What does the future of SuDS hold?

Written By: Sustainability Engineer, Lambeth Council

SCS Rain Garden 8-7-13

Defra have clearly indicated that schedule 3 will be implemented in April 2014 and as promised there will be six months notice. The language initially used was “we will” however the language has started to change to “we aim”. Within the Defra’s response to the EFRA Parliamentary Group the phrase “…” was used six times, so what are we to make of this will it wont it?

There are Local Authority colleagues who are dedicating and committing a lot of their time and resource in helping Defra determine the in’s and out’s of the detail of what as SAB’s local authorities will be implementing, requesting, enforcing, charging, approving, rejecting amongst the day to day pressures of work with politicians, residents, businesses raising questions, seeking clarification. Alongside Local Authority representatives there are NGO’s, consultants, designers, producers, fabricators all large and small who it can be argued some have a vested interest in getting something in as soon as possible, though they realise how important it is to get this right to ensure a sustainable and world leading industry.

It is well documented that there are authorities in England who are and have been for some years doing what schedule 3 will require, with what seems to be from the outside very few issues and a generally accepted level of what is required and expected.

As a family we are shortly moving out of London, we have now for some time been traipsing to lots of different developments across the south east and east of England. Of all the developments I was “encouraged” to visit 99% of them had SuDS within the envelope of the development, in fact the house we are moving to is on one of the very few developments which didn’t have visible SuDS, though as it turns out all surface water is disposed of via soak-aways. When I have questioned the developers as to why they have included SuDS, expecting a response of “because we have to” or “the Local authority insisted, don’t know why” I have found their response to be almost a why not approach, I have to accept that there is obviously a level of the local authority or Environment Agency requesting the SuDS, but the message I have been  getting is one of this is what we do, not what we have to do.

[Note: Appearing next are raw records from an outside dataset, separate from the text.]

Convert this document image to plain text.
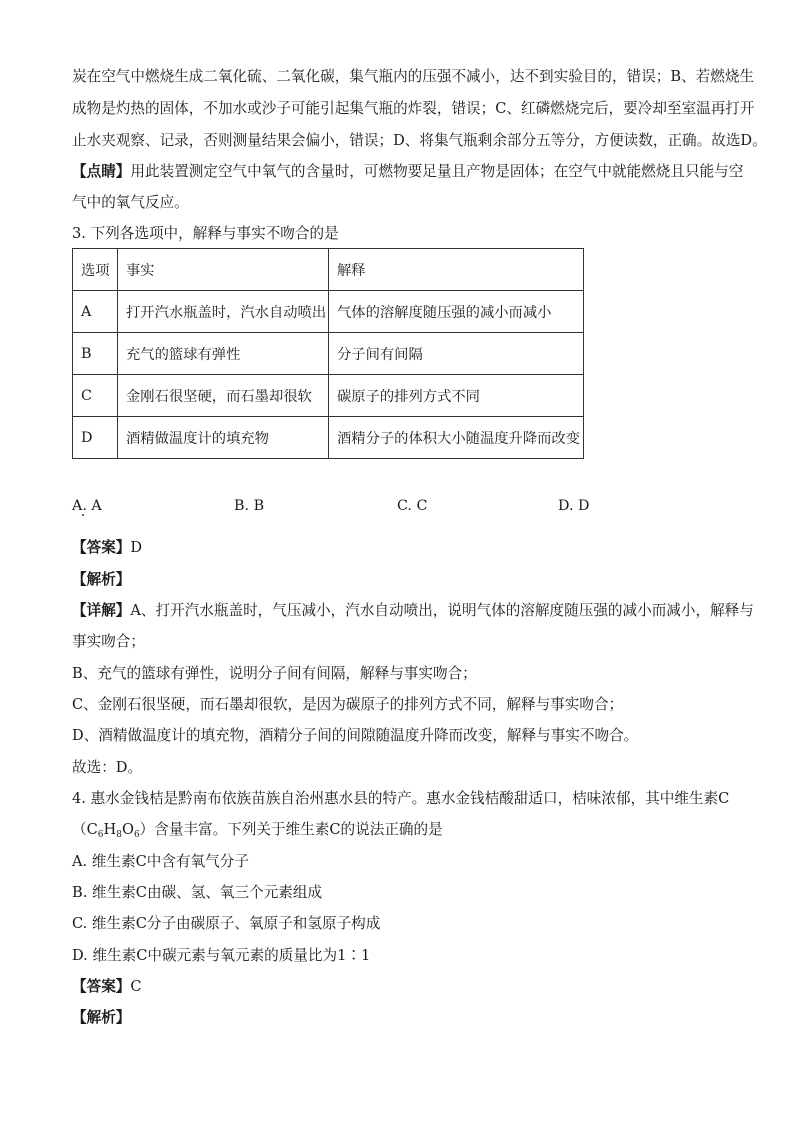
炭在空气中燃烧生成二氧化硫、二氧化碳，集气瓶内的压强不减小，达不到实验目的，错误；B、若燃烧生
成物是灼热的固体，不加水或沙子可能引起集气瓶的炸裂，错误；C、红磷燃烧完后，要冷却至室温再打开
止水夹观察、记录，否则测量结果会偏小，错误；D、将集气瓶剩余部分五等分，方便读数，正确。故选D。
【点睛】用此装置测定空气中氧气的含量时，可燃物要足量且产物是固体；在空气中就能燃烧且只能与空
气中的氧气反应。
3. 下列各选项中，解释与事实不吻合的是
选项	事实	解释
A	打开汽水瓶盖时，汽水自动喷出	气体的溶解度随压强的减小而减小
B	充气的篮球有弹性	分子间有间隔
C	金刚石很坚硬，而石墨却很软	碳原子的排列方式不同
D	酒精做温度计的填充物	酒精分子的体积大小随温度升降而改变
A. A	B. B	C. C	D. D
【答案】D
【解析】
【详解】A、打开汽水瓶盖时，气压减小，汽水自动喷出，说明气体的溶解度随压强的减小而减小，解释与
事实吻合；
B、充气的篮球有弹性，说明分子间有间隔，解释与事实吻合；
C、金刚石很坚硬，而石墨却很软，是因为碳原子的排列方式不同，解释与事实吻合；
D、酒精做温度计的填充物，酒精分子间的间隙随温度升降而改变，解释与事实不吻合。
故选：D。
4. 惠水金钱桔是黔南布依族苗族自治州惠水县的特产。惠水金钱桔酸甜适口，桔味浓郁，其中维生素C
$(C_6H_8O_6)$含量丰富。下列关于维生素C的说法正确的是
A. 维生素C中含有氧气分子
B. 维生素C由碳、氢、氧三个元素组成
C. 维生素C分子由碳原子、氧原子和氢原子构成
D. 维生素C中碳元素与氧元素的质量比为1∶1
【答案】C
【解析】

From a Lambeth perspective I have to admit it is a little hit and miss though I have had some very positive conversations with developers around the implementation of SuDS. There have been some pre-applications where SuDS have been incorporated from the outset, the cynic in me says that this is only lip service and it is almost the fashionable thing to do. There is an example of what appears to be a management train with three treatment stages, though when the detail is examined it seems it is only cosmetic. So should I be demanding more, should I be demanding they comply to x, y, z, or should I be pragmatic and take the view SuDS are being considered and it’s a step in the right direction? I am torn, though what is important it is becoming part of the language of developments and is not a dirty word.

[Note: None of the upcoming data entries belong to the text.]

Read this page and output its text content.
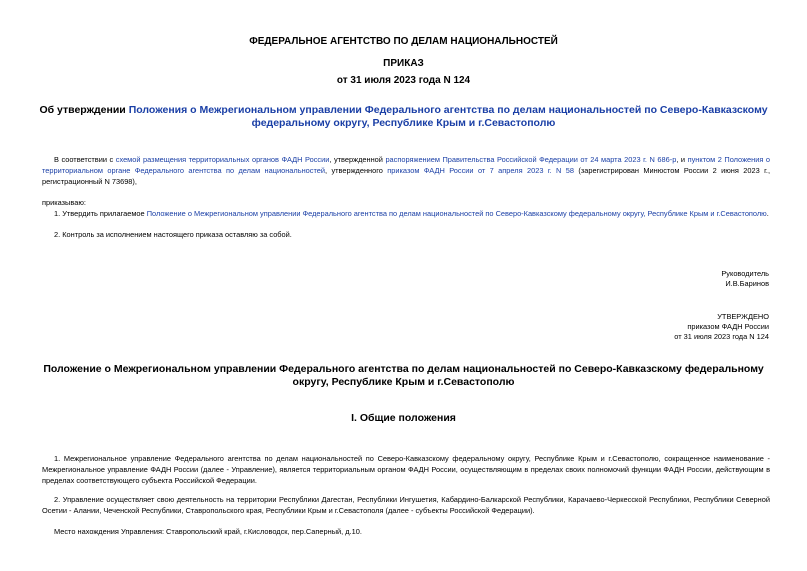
ФЕДЕРАЛЬНОЕ АГЕНТСТВО ПО ДЕЛАМ НАЦИОНАЛЬНОСТЕЙ
ПРИКАЗ
от 31 июля 2023 года N 124
Об утверждении Положения о Межрегиональном управлении Федерального агентства по делам национальностей по Северо-Кавказскому федеральному округу, Республике Крым и г.Севастополю
В соответствии с схемой размещения территориальных органов ФАДН России, утвержденной распоряжением Правительства Российской Федерации от 24 марта 2023 г. N 686-р, и пунктом 2 Положения о территориальном органе Федерального агентства по делам национальностей, утвержденного приказом ФАДН России от 7 апреля 2023 г. N 58 (зарегистрирован Минюстом России 2 июня 2023 г., регистрационный N 73698),
приказываю:
1. Утвердить прилагаемое Положение о Межрегиональном управлении Федерального агентства по делам национальностей по Северо-Кавказскому федеральному округу, Республике Крым и г.Севастополю.
2. Контроль за исполнением настоящего приказа оставляю за собой.
Руководитель
И.В.Баринов
УТВЕРЖДЕНО
приказом ФАДН России
от 31 июля 2023 года N 124
Положение о Межрегиональном управлении Федерального агентства по делам национальностей по Северо-Кавказскому федеральному округу, Республике Крым и г.Севастополю
I. Общие положения
1. Межрегиональное управление Федерального агентства по делам национальностей по Северо-Кавказскому федеральному округу, Республике Крым и г.Севастополю, сокращенное наименование - Межрегиональное управление ФАДН России (далее - Управление), является территориальным органом ФАДН России, осуществляющим в пределах своих полномочий функции ФАДН России, действующим в пределах соответствующего субъекта Российской Федерации.
2. Управление осуществляет свою деятельность на территории Республики Дагестан, Республики Ингушетия, Кабардино-Балкарской Республики, Карачаево-Черкесской Республики, Республики Северной Осетии - Алании, Чеченской Республики, Ставропольского края, Республики Крым и г.Севастополя (далее - субъекты Российской Федерации).
Место нахождения Управления: Ставропольский край, г.Кисловодск, пер.Саперный, д.10.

So what is the point of this blog? What am I getting at? My view is that the Local Authority colleagues who are working so hard should be rewarded for their commitment, time and effort, with Defra not pushing for target dates which may not be sensibly achievable with the risk of such high quality work being sacrificed for either political gain or watered down to appease a minority. We should not end up with “powers”, guidance and processes which in the long run will neither deliver the benefits which are without question needed or the required designs to effectively manage this problem which we cant wish away, it’s here and we have to deal with it.

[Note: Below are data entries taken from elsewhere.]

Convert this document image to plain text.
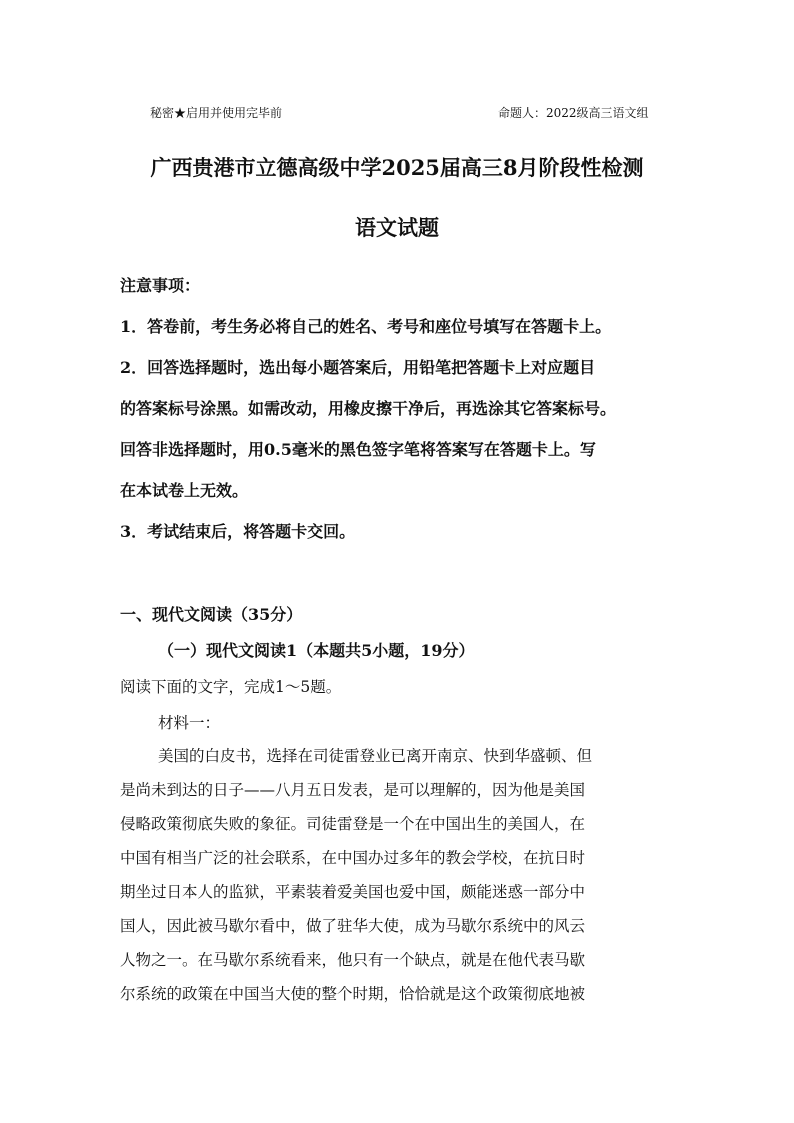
秘密★启用并使用完毕前	命题人：2022级高三语文组
广西贵港市立德高级中学2025届高三8月阶段性检测
语文试题
注意事项：
1．答卷前，考生务必将自己的姓名、考号和座位号填写在答题卡上。
2．回答选择题时，选出每小题答案后，用铅笔把答题卡上对应题目
的答案标号涂黑。如需改动，用橡皮擦干净后，再选涂其它答案标号。
回答非选择题时，用0.5毫米的黑色签字笔将答案写在答题卡上。写
在本试卷上无效。
3．考试结束后，将答题卡交回。
一、现代文阅读（35分）
（一）现代文阅读1（本题共5小题，19分）
阅读下面的文字，完成1～5题。
材料一：
美国的白皮书，选择在司徒雷登业已离开南京、快到华盛顿、但
是尚未到达的日子——八月五日发表，是可以理解的，因为他是美国
侵略政策彻底失败的象征。司徒雷登是一个在中国出生的美国人，在
中国有相当广泛的社会联系，在中国办过多年的教会学校，在抗日时
期坐过日本人的监狱，平素装着爱美国也爱中国，颇能迷惑一部分中
国人，因此被马歇尔看中，做了驻华大使，成为马歇尔系统中的风云
人物之一。在马歇尔系统看来，他只有一个缺点，就是在他代表马歇
尔系统的政策在中国当大使的整个时期，恰恰就是这个政策彻底地被
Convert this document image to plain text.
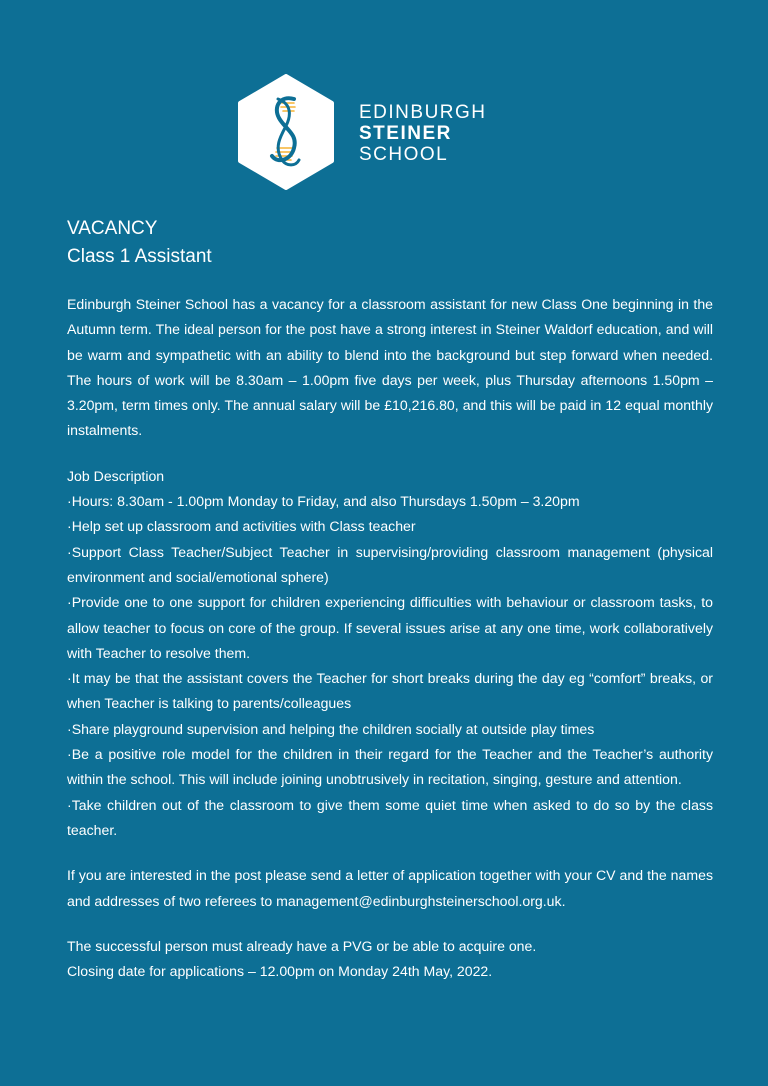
EDINBURGH
STEINER
SCHOOL
VACANCY
Class 1 Assistant

Edinburgh Steiner School has a vacancy for a classroom assistant for new Class One beginning in the Autumn term. The ideal person for the post have a strong interest in Steiner Waldorf education, and will be warm and sympathetic with an ability to blend into the background but step forward when needed. The hours of work will be 8.30am – 1.00pm five days per week, plus Thursday afternoons 1.50pm – 3.20pm, term times only. The annual salary will be £10,216.80, and this will be paid in 12 equal monthly instalments.

Job Description

·Hours: 8.30am - 1.00pm Monday to Friday, and also Thursdays 1.50pm – 3.20pm

·Help set up classroom and activities with Class teacher

·Support Class Teacher/Subject Teacher in supervising/providing classroom management (physical environment and social/emotional sphere)

·Provide one to one support for children experiencing difficulties with behaviour or classroom tasks, to allow teacher to focus on core of the group. If several issues arise at any one time, work collaboratively with Teacher to resolve them.

·It may be that the assistant covers the Teacher for short breaks during the day eg “comfort” breaks, or when Teacher is talking to parents/colleagues

·Share playground supervision and helping the children socially at outside play times

·Be a positive role model for the children in their regard for the Teacher and the Teacher’s authority within the school. This will include joining unobtrusively in recitation, singing, gesture and attention.

·Take children out of the classroom to give them some quiet time when asked to do so by the class teacher.

If you are interested in the post please send a letter of application together with your CV and the names and addresses of two referees to management@edinburghsteinerschool.org.uk.

The successful person must already have a PVG or be able to acquire one.

Closing date for applications – 12.00pm on Monday 24th May, 2022.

SuDS are being delivered across the UK, within developments, within the public realm and all being done so without any major issues, concerns or problems. SuDS are being constructed they are being maintained we are not dealing with something new or unexpected, but for all to move forward can we please ensure it is something we can all work to, and as the Flood and Water management Act would like us to, in partnership with the onus being on delivering solutions which protect the most vulnerable in society and importantly protect the communities we all work and live in.